Jdigital, Spain’s online gambling trade association, has shared knowledge and insights on match-fixing and sports corruption with the National Police Department.
This week in Barcelona, Jorge Hinojosa, Director General of Jdigital, participated in a series of workshops organised by the Training & Development unit of Spain’s police department.
Jdigital’s workshops aim to strengthen the training of police officers across Spanish provinces, investigating sports corruption through the sharing of relevant information and data.
Furthermore, Jdigital advised on the real-life dynamics of match-fixing in sports competitions and how to prevent related criminal influences that impact sports integrity.
“Corruption in sports benefits no one; it is a burden for operators, gamblers, athletes, clubs and competitions,” Hinojosa explained.
“Education of sportsmen and women is key to preventing cases of match-fixing but, in the event that a case does occur, collaboration and cooperation among clubs, competitions, operators, law enforcement authorities and international betting integrity associations is essential to act quickly and effectively.”
Informing Spanish officers, Jdigital incorporated the latest data and insights of the International Betting Integrity Association (IBIA) – global gambling’s unified organisation on match fixing and betting fraud.
A member of the IBIA, Jdigital shares insights on regulated betting markets, with a high level of consumer channelling and measures to protect the integrity of users, sports and operators.

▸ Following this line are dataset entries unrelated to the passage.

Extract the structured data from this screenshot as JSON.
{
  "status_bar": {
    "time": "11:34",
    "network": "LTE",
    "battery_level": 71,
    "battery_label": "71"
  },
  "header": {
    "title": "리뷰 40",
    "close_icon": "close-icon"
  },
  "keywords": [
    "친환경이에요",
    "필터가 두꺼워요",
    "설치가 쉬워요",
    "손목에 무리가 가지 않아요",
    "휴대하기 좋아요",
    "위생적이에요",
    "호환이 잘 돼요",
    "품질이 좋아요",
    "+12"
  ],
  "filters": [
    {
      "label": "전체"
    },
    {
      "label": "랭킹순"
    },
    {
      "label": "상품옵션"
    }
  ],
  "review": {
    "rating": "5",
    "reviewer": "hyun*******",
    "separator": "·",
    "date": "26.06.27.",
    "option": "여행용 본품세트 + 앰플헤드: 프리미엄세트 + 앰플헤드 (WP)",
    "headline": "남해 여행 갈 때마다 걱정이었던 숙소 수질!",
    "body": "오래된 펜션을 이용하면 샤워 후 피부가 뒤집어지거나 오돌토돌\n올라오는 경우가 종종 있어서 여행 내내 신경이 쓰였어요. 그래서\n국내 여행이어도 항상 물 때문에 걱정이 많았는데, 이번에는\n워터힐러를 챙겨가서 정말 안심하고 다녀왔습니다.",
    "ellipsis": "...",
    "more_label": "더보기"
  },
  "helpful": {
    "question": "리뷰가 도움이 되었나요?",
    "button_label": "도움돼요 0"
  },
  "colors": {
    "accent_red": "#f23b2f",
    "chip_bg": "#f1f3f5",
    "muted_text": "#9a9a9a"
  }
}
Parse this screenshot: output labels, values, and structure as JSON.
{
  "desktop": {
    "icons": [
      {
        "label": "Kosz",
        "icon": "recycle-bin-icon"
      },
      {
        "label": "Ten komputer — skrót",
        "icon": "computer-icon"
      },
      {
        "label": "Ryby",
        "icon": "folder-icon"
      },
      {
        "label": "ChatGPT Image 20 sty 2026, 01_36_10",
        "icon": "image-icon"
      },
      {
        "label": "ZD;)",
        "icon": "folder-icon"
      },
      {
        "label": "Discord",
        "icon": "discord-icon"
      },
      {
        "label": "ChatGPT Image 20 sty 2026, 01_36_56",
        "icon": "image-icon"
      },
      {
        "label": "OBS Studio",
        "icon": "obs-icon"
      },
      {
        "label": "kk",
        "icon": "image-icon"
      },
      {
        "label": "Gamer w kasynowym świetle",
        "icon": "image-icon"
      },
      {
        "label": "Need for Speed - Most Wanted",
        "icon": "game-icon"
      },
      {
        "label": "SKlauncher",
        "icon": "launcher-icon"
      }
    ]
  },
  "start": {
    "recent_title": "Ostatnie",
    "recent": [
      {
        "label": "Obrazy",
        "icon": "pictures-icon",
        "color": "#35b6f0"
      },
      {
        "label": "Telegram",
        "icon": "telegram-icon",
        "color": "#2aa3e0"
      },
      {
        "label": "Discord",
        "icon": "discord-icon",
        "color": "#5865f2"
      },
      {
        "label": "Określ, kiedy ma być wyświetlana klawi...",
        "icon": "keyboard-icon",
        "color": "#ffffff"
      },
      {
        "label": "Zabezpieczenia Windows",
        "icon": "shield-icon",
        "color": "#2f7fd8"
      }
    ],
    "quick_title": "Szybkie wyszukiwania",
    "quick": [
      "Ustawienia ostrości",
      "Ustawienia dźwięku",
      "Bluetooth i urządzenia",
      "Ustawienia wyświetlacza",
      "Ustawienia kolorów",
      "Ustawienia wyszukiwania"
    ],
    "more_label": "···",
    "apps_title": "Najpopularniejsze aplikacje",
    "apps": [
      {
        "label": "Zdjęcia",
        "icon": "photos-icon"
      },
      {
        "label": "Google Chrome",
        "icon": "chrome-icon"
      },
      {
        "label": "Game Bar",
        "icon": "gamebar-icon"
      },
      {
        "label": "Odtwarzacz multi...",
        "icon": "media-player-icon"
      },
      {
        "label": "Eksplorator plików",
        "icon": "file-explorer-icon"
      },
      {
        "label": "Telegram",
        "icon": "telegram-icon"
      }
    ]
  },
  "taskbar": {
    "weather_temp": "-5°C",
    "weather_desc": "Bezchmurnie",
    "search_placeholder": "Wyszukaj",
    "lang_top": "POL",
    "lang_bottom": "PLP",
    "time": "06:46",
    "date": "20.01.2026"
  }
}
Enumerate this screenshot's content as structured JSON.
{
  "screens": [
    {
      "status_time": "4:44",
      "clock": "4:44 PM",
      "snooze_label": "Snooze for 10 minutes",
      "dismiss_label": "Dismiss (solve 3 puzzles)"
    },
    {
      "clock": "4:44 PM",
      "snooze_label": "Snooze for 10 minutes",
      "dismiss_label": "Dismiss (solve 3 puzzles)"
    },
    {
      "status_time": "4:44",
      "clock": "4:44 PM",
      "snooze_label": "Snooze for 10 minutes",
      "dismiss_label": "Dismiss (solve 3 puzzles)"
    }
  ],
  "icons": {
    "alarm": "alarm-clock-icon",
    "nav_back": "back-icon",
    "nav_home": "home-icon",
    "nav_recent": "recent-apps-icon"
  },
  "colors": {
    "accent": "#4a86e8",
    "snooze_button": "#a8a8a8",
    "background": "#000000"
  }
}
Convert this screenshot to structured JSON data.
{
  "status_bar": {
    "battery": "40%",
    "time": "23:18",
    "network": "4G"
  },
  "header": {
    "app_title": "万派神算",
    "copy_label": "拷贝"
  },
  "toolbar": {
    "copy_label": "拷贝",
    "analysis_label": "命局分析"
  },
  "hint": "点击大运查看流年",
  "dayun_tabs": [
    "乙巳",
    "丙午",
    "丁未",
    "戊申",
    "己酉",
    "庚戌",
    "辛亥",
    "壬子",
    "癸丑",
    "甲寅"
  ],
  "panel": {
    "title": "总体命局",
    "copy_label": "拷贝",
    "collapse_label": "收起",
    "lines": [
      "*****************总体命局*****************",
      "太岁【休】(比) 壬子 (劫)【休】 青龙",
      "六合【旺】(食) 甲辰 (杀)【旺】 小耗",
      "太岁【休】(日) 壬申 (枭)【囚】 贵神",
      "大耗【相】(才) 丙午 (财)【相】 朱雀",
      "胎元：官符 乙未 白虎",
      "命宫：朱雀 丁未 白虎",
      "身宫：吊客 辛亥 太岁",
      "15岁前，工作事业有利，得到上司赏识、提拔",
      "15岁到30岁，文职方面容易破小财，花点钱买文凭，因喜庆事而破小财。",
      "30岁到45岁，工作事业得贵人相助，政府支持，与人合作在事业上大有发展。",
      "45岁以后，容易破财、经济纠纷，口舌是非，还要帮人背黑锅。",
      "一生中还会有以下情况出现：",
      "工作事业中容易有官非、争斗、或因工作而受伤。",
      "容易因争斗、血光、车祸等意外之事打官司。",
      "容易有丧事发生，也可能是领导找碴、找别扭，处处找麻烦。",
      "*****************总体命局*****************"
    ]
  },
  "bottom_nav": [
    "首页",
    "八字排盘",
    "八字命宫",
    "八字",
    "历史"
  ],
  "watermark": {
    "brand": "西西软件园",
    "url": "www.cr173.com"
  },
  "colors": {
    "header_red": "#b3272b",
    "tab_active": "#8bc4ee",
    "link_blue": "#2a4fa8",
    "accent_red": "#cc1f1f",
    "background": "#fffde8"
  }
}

“In these cases, it is more important to know the IP of the account or the origin of the funds used, rather than the name of the user, as their identity might have been impersonated,” Hinojosa added.
“In relation to these recommendations, Jdigital has recalled the strict regulations as well as security and control protocols that licensed online gambling operators comply with and which guarantee exhaustive monitoring of all operations that take place on their platforms.”
Sports integrity and betting fraud have been placed at the forefront of the Spanish government’s ongoing restructuring of Spain’s federal gambling laws.
This week, Spain’s Congress of Deputies approved a set of new measures to be applied to the ‘Gambling Law’ – in which the government seeks to apply a ‘central control’ on sports betting integrity duties.
As such, Spanish MPs will vote for the gambling regulator DGOJ to become the central authority collecting relevant operator/business data related to sports betting integrity disciplines to be shared with relevant authorities.
The amendments to Spain’s Gambling Law have been backed by Consejo Superior del Deporte (CSD) – the Higher Sports Council that represents the interests of Spain professional sports leagues and Federations.